Some hospitals might lean toward the "observation" label to try to avoid aggressive Medicare audits, which come with "huge financial repercussions," says Susan Dressler, a longtime certified claim assistance professional with Health Claim Assistance in West Chicago.
Dressler said hospitals receive less reimbursement from Medicare for observation patients, which helps keep them under the radar from the Recovery Audit Contractors, which review inpatient claims. Merryweather, however, says fear of audits isn't a factor, because misclassifying a patient can lead to not getting any Medicare payment at all.
Regardless of who's to blame, legislators recognize the problem this is causing for hospital patients nationwide. On July 29, Democratic U.S. Rep. Joe Courtney of Connecticut introduced House Bill 5950, the "Improving Access to Medicare Coverage Act of 2010."
Now in committee, the bill would require hospitals to classify a patient as "inpatient" if the person is hospitalized for more than 24 hours. It would be retroactive to January 2010.

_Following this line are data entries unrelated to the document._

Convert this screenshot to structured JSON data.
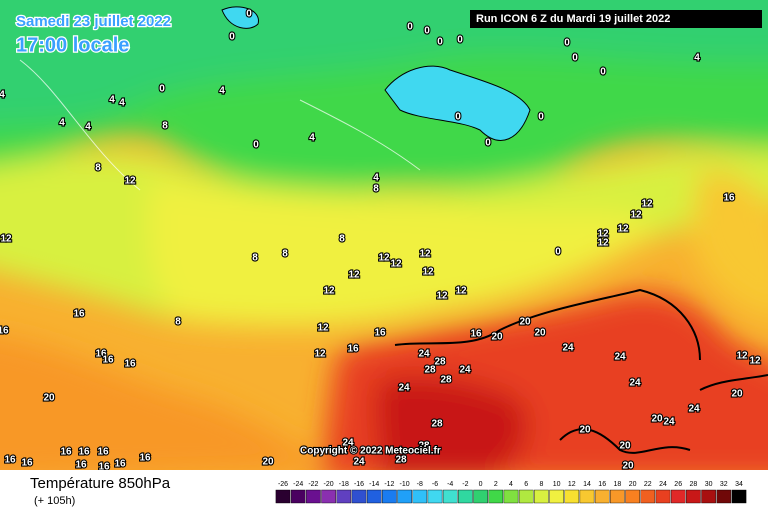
{
  "header": {
    "date": "Samedi 23 juillet 2022",
    "time": "17:00 locale",
    "run": "Run ICON 6 Z du Mardi 19 juillet 2022",
    "copyright": "Copyright © 2022 Meteociel.fr"
  },
  "footer": {
    "title": "Température 850hPa",
    "lead": "(+ 105h)"
  },
  "colorbar": {
    "ticks": [
      -26,
      -24,
      -22,
      -20,
      -18,
      -16,
      -14,
      -12,
      -10,
      -8,
      -6,
      -4,
      -2,
      0,
      2,
      4,
      6,
      8,
      10,
      12,
      14,
      16,
      18,
      20,
      22,
      24,
      26,
      28,
      30,
      32,
      34
    ],
    "colors": [
      "#2a0030",
      "#4a0060",
      "#6a1090",
      "#8a30b0",
      "#6040c0",
      "#3050d0",
      "#2060e0",
      "#1a7cf0",
      "#20a0f8",
      "#30c0f8",
      "#40d8f0",
      "#40e0d0",
      "#30d8a0",
      "#30d070",
      "#40d848",
      "#80e040",
      "#b0e840",
      "#d8f040",
      "#f0f040",
      "#f8e030",
      "#f8c830",
      "#f8b030",
      "#f89828",
      "#f88020",
      "#f06020",
      "#e84020",
      "#e02828",
      "#c81818",
      "#a81010",
      "#700808",
      "#000000"
    ]
  },
  "map": {
    "contour_labels": [
      "0",
      "0",
      "0",
      "0",
      "0",
      "0",
      "0",
      "0",
      "0",
      "4",
      "0",
      "4",
      "4",
      "4",
      "4",
      "4",
      "4",
      "8",
      "0",
      "4",
      "0",
      "0",
      "0",
      "8",
      "12",
      "4",
      "8",
      "16",
      "12",
      "12",
      "12",
      "12",
      "12",
      "12",
      "8",
      "8",
      "8",
      "0",
      "12",
      "12",
      "12",
      "12",
      "12",
      "12",
      "12",
      "12",
      "8",
      "16",
      "16",
      "12",
      "16",
      "16",
      "20",
      "20",
      "20",
      "16",
      "12",
      "16",
      "16",
      "16",
      "24",
      "28",
      "28",
      "24",
      "28",
      "24",
      "24",
      "12",
      "12",
      "24",
      "24",
      "20",
      "20",
      "24",
      "28",
      "20",
      "24",
      "20",
      "24",
      "28",
      "20",
      "16",
      "16",
      "16",
      "16",
      "16",
      "16",
      "16",
      "16",
      "16",
      "20",
      "24",
      "28",
      "20"
    ]
  }
}
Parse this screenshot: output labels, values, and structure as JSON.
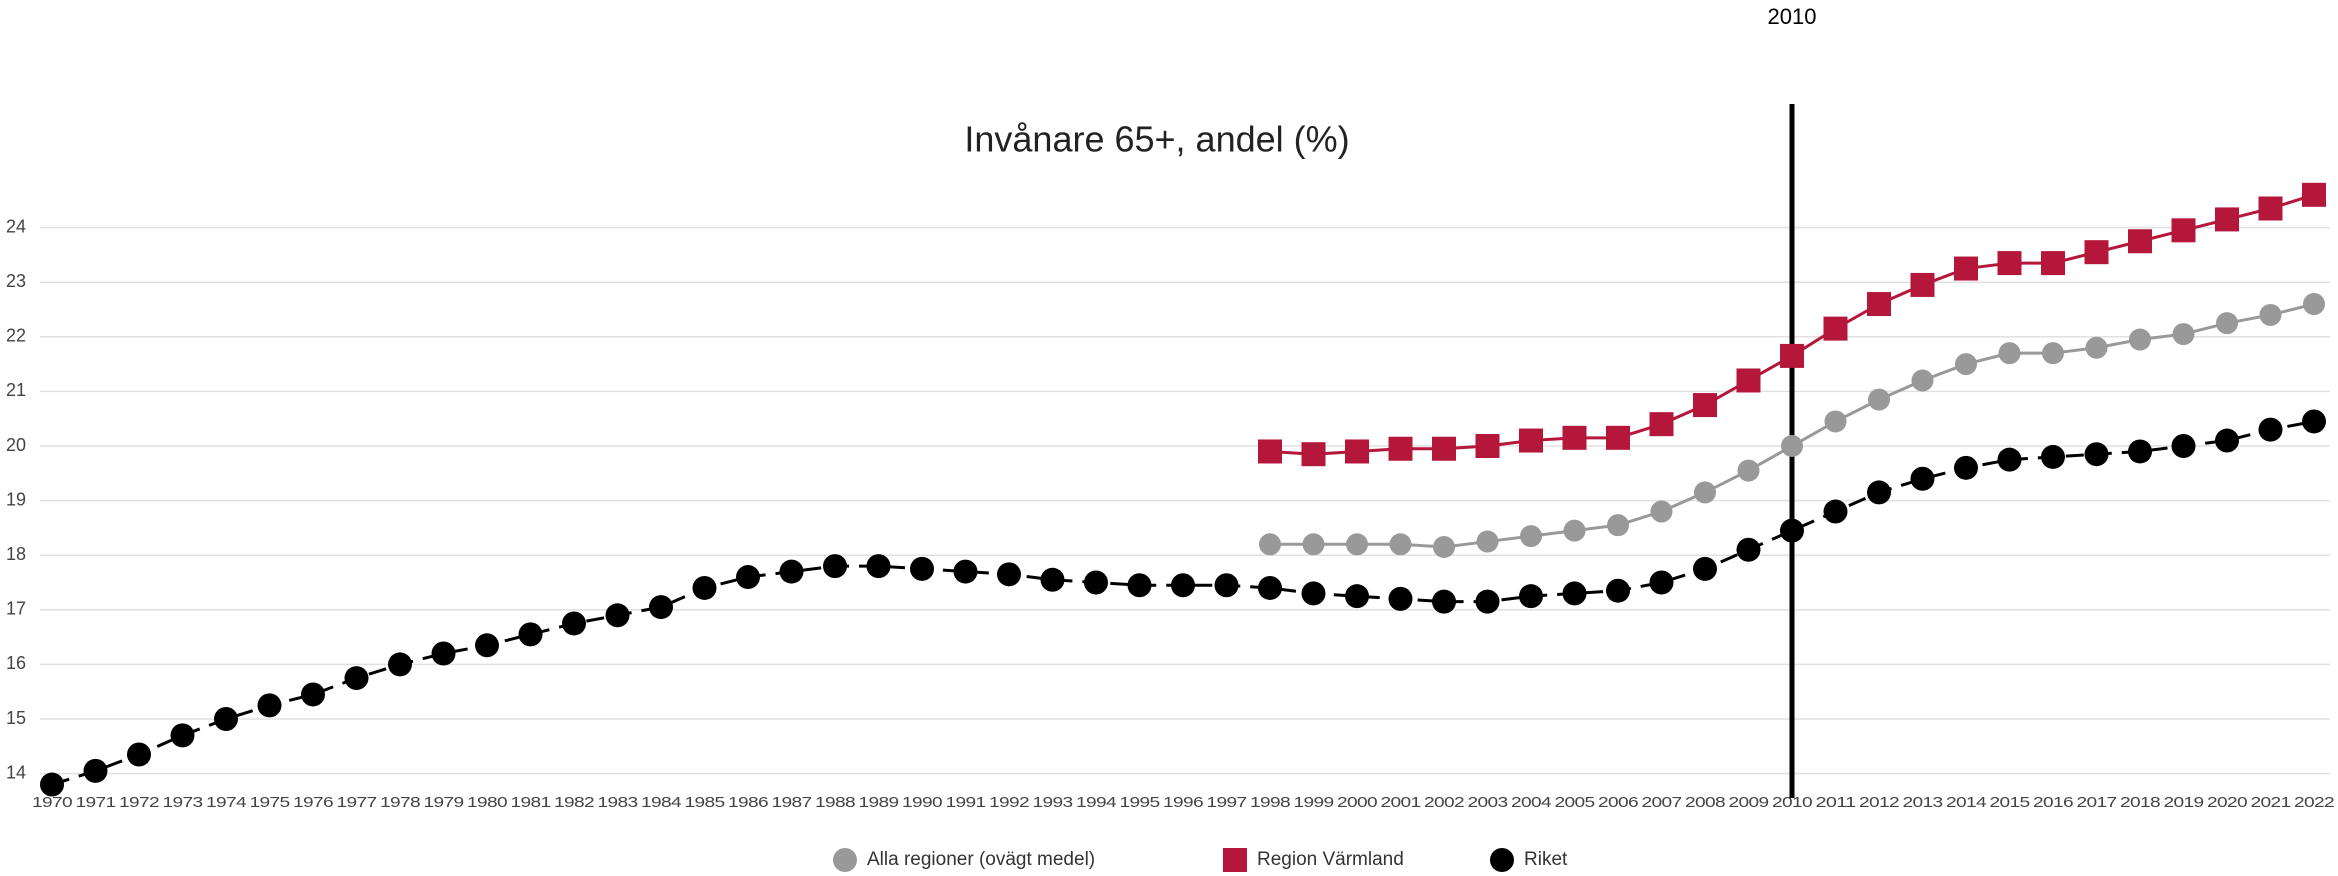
{
  "chart_data": {
    "type": "line",
    "title": "Invånare 65+, andel (%)",
    "categories": [
      "1970",
      "1971",
      "1972",
      "1973",
      "1974",
      "1975",
      "1976",
      "1977",
      "1978",
      "1979",
      "1980",
      "1981",
      "1982",
      "1983",
      "1984",
      "1985",
      "1986",
      "1987",
      "1988",
      "1989",
      "1990",
      "1991",
      "1992",
      "1993",
      "1994",
      "1995",
      "1996",
      "1997",
      "1998",
      "1999",
      "2000",
      "2001",
      "2002",
      "2003",
      "2004",
      "2005",
      "2006",
      "2007",
      "2008",
      "2009",
      "2010",
      "2011",
      "2012",
      "2013",
      "2014",
      "2015",
      "2016",
      "2017",
      "2018",
      "2019",
      "2020",
      "2021",
      "2022"
    ],
    "series": [
      {
        "name": "Alla regioner (ovägt medel)",
        "color": "#999999",
        "marker": "circle",
        "dash": false,
        "values": [
          null,
          null,
          null,
          null,
          null,
          null,
          null,
          null,
          null,
          null,
          null,
          null,
          null,
          null,
          null,
          null,
          null,
          null,
          null,
          null,
          null,
          null,
          null,
          null,
          null,
          null,
          null,
          null,
          18.2,
          18.2,
          18.2,
          18.2,
          18.15,
          18.25,
          18.35,
          18.45,
          18.55,
          18.8,
          19.15,
          19.55,
          20.0,
          20.45,
          20.85,
          21.2,
          21.5,
          21.7,
          21.7,
          21.8,
          21.95,
          22.05,
          22.25,
          22.4,
          22.6
        ]
      },
      {
        "name": "Region Värmland",
        "color": "#b5173b",
        "marker": "square",
        "dash": false,
        "values": [
          null,
          null,
          null,
          null,
          null,
          null,
          null,
          null,
          null,
          null,
          null,
          null,
          null,
          null,
          null,
          null,
          null,
          null,
          null,
          null,
          null,
          null,
          null,
          null,
          null,
          null,
          null,
          null,
          19.9,
          19.85,
          19.9,
          19.95,
          19.95,
          20.0,
          20.1,
          20.15,
          20.15,
          20.4,
          20.75,
          21.2,
          21.65,
          22.15,
          22.6,
          22.95,
          23.25,
          23.35,
          23.35,
          23.55,
          23.75,
          23.95,
          24.15,
          24.35,
          24.6
        ]
      },
      {
        "name": "Riket",
        "color": "#000000",
        "marker": "circle",
        "dash": true,
        "values": [
          13.8,
          14.05,
          14.35,
          14.7,
          15.0,
          15.25,
          15.45,
          15.75,
          16.0,
          16.2,
          16.35,
          16.55,
          16.75,
          16.9,
          17.05,
          17.4,
          17.6,
          17.7,
          17.8,
          17.8,
          17.75,
          17.7,
          17.65,
          17.55,
          17.5,
          17.45,
          17.45,
          17.45,
          17.4,
          17.3,
          17.25,
          17.2,
          17.15,
          17.15,
          17.25,
          17.3,
          17.35,
          17.5,
          17.75,
          18.1,
          18.45,
          18.8,
          19.15,
          19.4,
          19.6,
          19.75,
          19.8,
          19.85,
          19.9,
          20.0,
          20.1,
          20.3,
          20.45
        ]
      }
    ],
    "ylim": [
      13.7,
      25
    ],
    "yticks": [
      14,
      15,
      16,
      17,
      18,
      19,
      20,
      21,
      22,
      23,
      24
    ],
    "grid": true,
    "legend": "bottom",
    "annotations": [
      {
        "text": "2010",
        "category": "2010"
      }
    ]
  }
}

U.S. Rep. Jan Schakowsky, a recently re-elected Democrat from Evanston, is among the bill's supporters.
"People don't really understand, in the midst of hospitalization, what this is. If I'm not really admitted, what am I doing in the hospital?" Schakowsky said. "I totally understand wanting to save money on Medicare expenditures but this is not the way to do it. You don't want doctors to overtreat people and overcharge Medicare. On the other hand, we can't just leave people, especially older people, in a situation like this."
Change can't happen soon enough for Melvyn and Marcille Alper. The Evanston couple is stuck with a $10,000 nursing home bill after Melvyn, 86, fractured his shoulder and spent three days in NorthShore Skokie Hospital in August, but was classified as an observation patient and never an inpatient.
Marcille said it wasn't until the paramedics were waiting with a gurney to take Melvyn from the hospital to the nursing home that the hospital staff explained to her that Medicare wasn't going to cover his nursing home stay or even the ambulance ride.
Alper, 85, said she had no choice but to have her husband go to the nursing home, because she couldn't care for him herself. She said Melvyn couldn't even get out of bed on his own, and she's not strong enough to push or lift his wheelchair.
"If he falls again, this could happen again. I don't know what I'd do. We don't have the money for this," she said. "It can break you. It can absolutely break you. It's unreal. Especially at this age."
Medicare administrators are aware of the problem, and CMS spokeswoman Ellen Griffith says they're taking it "very seriously" and studying the reasons why it's happening.
In the meantime, the CMS has put out an informational pamphlet, "Are You a Hospital Inpatient or Outpatient? If You Have Medicare Ask!" and encourages beneficiaries to call 1-800-MEDICARE if they have questions about their patient status.
Merryweather said the Illinois Hospital Association and the American Hospital Association favor changing the Medicare rules on observation status because it's a lose-lose situation for the patients and the providers.
Merryweather also believes it would help to move toward electronic health record keeping and for Medicare to make its billing software available to hospitals. That would eliminate the time-wasting administrative work of submitting and resubmitting bills and allow the staff to immediately alert the patient whether services will be covered.
Until there's a change, Dressler says patients will continue to be vulnerable to getting huge bills that won't be reimbursed. She calls it "almost like hospital malpractice" and fears hospital administrators, leery of Medicare audits, are overriding decisions made by doctors and increasing the use of observation status.
"They don't understand the financial repercussions this has on people," she said, invoking the traditional doctors' oath to practice medicine ethically. "Where's the Hippocratic oath in all this? That mystifies me."